La question de la soutenabilité : entre réformes paramétriques et choix de société

La Cour des comptes, dans son rapport annuel sur l'application des LFSS de septembre 2025, a identifié trois leviers principaux de redressement : la maîtrise de l'ONDAM par des réformes structurelles du système de santé (virage ambulatoire, pertinence des soins), l'ajustement des paramètres des retraites et la rationalisation des prestations familiales. La CJUE, dans l'arrêt Decker (C-120/95, 28 avril 1998) et l'arrêt Kohll (C-158/96, 28 avril 1998), a consacré la libre prestation de services en matière de soins de santé, ajoutant une dimension européenne à la contrainte financière pesant sur l'assurance maladie.

La question de la soutenabilité de la dette sociale a également une dimension intergénérationnelle que le Conseil constitutionnel n'ignore pas. Dans sa décision n° 2023-862 DC du 14 avril 2023 relative à la réforme des retraites, il a validé le report de l'âge légal à 64 ans en considérant que la préservation de l'équilibre financier du système de retraites constituait un objectif de valeur constitutionnelle rattachable à la continuité du service public.

Enjeux pour les concours

Le candidat doit maîtriser l'architecture normative des finances sociales : distinction LFSS/loi de finances (article 34 de la Constitution), rôle du Conseil constitutionnel dans le contrôle de sincérité des LFSS (décision n° 2024-866 DC), et nature juridique de l'ONDAM (objectif, non plafond). La connaissance du régime de la CADES et de la CRDS (ordonnance du 24 janvier 1996, loi organique du 7 août 2020) est indispensable pour traiter les sujets relatifs à la dette sociale. L'articulation entre le cadre budgétaire européen (règlement UE 2024/1263, procédure pour déficit excessif) et les finances sociales nationales constitue un angle d'analyse valorisé. Le candidat retiendra que le choc énergétique de 2026 illustre la vulnérabilité d'un système de protection sociale dont le financement, largement fiscalisé, est directement exposé aux aléas conjoncturels.

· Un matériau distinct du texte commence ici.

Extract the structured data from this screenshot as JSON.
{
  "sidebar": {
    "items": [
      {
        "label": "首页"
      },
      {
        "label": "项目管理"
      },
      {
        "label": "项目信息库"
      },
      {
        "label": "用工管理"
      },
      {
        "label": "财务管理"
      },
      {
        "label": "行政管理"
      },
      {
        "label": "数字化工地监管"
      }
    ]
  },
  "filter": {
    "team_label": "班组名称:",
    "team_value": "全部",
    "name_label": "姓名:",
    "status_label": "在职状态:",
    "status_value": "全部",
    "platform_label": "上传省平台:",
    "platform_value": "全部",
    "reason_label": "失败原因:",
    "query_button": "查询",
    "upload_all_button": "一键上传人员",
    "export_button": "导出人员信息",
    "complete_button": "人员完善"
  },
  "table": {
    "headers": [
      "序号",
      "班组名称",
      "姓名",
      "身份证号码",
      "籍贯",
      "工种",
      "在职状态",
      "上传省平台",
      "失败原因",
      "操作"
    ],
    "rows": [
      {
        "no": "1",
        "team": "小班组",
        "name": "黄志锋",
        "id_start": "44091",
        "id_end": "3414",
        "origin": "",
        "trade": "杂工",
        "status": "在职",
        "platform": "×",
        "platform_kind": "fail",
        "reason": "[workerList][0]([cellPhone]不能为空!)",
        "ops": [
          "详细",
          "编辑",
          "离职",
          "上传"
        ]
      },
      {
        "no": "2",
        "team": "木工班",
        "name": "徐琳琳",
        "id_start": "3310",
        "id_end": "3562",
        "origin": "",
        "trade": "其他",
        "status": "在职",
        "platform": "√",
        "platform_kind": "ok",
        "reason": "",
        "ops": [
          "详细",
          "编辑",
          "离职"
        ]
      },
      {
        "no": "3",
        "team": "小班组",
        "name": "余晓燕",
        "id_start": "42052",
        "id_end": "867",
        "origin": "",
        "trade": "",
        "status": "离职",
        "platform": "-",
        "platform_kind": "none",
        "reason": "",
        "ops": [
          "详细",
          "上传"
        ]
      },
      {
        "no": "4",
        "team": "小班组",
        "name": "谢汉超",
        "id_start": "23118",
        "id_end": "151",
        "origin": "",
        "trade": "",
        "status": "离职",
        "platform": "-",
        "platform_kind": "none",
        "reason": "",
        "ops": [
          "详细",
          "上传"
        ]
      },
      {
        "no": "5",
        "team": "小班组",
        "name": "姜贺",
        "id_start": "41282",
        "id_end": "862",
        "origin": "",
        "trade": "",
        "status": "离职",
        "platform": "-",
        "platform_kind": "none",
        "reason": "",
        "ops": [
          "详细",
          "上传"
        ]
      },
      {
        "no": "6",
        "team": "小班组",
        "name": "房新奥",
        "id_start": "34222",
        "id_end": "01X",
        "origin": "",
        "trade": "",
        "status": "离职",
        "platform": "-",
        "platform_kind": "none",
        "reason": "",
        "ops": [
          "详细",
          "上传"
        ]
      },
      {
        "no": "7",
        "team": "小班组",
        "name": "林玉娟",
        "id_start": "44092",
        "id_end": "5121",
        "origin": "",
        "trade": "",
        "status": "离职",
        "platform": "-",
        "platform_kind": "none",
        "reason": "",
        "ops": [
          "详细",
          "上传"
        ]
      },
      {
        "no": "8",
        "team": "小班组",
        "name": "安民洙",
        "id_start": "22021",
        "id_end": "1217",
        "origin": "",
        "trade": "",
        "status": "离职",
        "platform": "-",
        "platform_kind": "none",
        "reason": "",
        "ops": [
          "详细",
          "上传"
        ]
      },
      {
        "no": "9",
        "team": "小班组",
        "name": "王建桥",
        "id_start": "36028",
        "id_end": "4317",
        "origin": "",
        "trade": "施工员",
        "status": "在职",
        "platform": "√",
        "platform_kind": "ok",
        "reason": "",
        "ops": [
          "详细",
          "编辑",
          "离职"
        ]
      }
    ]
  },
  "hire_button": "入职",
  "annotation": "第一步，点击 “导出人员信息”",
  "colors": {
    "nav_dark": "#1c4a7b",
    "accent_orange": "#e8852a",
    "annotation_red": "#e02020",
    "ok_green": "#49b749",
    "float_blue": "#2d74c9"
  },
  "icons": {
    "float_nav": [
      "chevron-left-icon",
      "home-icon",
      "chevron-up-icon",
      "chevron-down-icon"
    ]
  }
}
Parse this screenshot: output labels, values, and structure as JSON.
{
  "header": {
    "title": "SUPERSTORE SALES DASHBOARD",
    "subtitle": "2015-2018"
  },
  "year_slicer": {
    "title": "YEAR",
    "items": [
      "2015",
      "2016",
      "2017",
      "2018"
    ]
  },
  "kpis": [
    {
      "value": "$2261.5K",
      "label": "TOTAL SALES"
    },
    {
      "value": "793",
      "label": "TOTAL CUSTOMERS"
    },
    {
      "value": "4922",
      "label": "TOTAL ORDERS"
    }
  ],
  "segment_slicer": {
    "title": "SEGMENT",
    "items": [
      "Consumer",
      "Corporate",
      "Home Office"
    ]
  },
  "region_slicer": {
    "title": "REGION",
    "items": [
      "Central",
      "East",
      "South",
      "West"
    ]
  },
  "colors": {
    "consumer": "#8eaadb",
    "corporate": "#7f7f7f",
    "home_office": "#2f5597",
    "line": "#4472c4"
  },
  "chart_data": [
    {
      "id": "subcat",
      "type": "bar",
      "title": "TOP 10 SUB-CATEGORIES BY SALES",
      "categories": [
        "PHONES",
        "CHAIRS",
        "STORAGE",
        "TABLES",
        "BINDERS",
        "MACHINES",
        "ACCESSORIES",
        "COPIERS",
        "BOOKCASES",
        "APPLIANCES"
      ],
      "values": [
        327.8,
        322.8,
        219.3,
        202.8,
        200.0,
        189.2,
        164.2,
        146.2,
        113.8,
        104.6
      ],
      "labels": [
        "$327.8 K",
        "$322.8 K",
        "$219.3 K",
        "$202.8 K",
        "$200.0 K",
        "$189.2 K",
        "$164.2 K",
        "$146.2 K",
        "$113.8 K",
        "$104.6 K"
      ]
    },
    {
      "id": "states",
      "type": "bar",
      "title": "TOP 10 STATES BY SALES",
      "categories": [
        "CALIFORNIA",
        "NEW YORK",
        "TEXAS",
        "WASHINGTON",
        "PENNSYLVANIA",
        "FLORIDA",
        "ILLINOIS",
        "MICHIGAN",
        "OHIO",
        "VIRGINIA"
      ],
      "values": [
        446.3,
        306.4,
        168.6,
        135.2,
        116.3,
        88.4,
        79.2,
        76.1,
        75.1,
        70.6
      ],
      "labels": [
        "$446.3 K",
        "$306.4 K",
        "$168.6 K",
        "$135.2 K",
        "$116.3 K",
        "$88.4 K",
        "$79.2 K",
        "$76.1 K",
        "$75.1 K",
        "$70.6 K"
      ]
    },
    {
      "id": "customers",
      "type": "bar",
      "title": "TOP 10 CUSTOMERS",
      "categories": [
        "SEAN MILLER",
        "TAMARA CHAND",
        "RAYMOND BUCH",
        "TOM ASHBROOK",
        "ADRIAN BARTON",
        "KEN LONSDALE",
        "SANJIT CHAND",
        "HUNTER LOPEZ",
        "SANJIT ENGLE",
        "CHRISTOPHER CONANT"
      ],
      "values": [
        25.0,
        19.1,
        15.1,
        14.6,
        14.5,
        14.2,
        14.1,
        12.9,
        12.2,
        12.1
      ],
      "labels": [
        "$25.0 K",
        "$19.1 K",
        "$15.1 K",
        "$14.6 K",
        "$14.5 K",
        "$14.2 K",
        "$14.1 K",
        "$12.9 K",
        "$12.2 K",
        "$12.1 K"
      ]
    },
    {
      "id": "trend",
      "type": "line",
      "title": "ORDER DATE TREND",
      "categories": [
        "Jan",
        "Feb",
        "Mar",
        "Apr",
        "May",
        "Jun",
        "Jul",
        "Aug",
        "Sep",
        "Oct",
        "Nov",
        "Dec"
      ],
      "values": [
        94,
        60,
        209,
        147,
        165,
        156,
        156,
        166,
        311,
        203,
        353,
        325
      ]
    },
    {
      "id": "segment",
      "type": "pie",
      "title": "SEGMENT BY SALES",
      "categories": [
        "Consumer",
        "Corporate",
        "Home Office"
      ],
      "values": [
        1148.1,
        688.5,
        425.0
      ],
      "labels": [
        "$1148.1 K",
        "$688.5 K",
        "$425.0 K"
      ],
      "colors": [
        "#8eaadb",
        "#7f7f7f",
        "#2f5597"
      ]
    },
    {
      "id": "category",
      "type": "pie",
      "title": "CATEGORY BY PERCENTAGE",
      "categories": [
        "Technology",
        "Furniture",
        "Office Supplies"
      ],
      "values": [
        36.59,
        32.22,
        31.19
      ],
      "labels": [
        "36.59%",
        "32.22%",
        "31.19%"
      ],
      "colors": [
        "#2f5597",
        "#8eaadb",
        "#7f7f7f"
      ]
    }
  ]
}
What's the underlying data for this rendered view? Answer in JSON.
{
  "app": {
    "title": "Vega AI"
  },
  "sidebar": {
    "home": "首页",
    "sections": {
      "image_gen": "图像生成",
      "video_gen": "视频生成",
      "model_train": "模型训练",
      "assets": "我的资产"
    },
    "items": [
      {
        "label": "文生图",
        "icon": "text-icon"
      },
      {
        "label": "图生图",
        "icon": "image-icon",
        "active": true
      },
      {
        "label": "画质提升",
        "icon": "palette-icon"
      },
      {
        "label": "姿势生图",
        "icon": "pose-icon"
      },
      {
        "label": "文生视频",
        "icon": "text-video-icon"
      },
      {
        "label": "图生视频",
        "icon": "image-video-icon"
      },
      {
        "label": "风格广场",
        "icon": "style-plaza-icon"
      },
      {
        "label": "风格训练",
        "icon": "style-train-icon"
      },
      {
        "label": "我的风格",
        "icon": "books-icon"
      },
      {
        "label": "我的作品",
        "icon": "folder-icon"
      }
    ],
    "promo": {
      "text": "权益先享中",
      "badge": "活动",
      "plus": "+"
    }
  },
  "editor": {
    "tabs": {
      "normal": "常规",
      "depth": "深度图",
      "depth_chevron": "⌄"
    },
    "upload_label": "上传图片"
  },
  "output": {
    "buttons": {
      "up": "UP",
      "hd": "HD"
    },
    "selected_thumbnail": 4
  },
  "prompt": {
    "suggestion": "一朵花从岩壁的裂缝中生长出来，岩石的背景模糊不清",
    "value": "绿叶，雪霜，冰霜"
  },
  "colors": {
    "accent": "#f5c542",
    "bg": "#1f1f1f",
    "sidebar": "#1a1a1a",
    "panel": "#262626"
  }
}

Les références clés incluent les articles L.O. 111-3 et suivants du code de la sécurité sociale, les avis du HCFP, les rapports de la Cour des comptes sur l'application des LFSS, ainsi que la jurisprudence constitutionnelle sur l'équilibre financier de la sécurité sociale (CC, décisions n° 96-379 DC, n° 2001-453 DC, n° 2023-862 DC).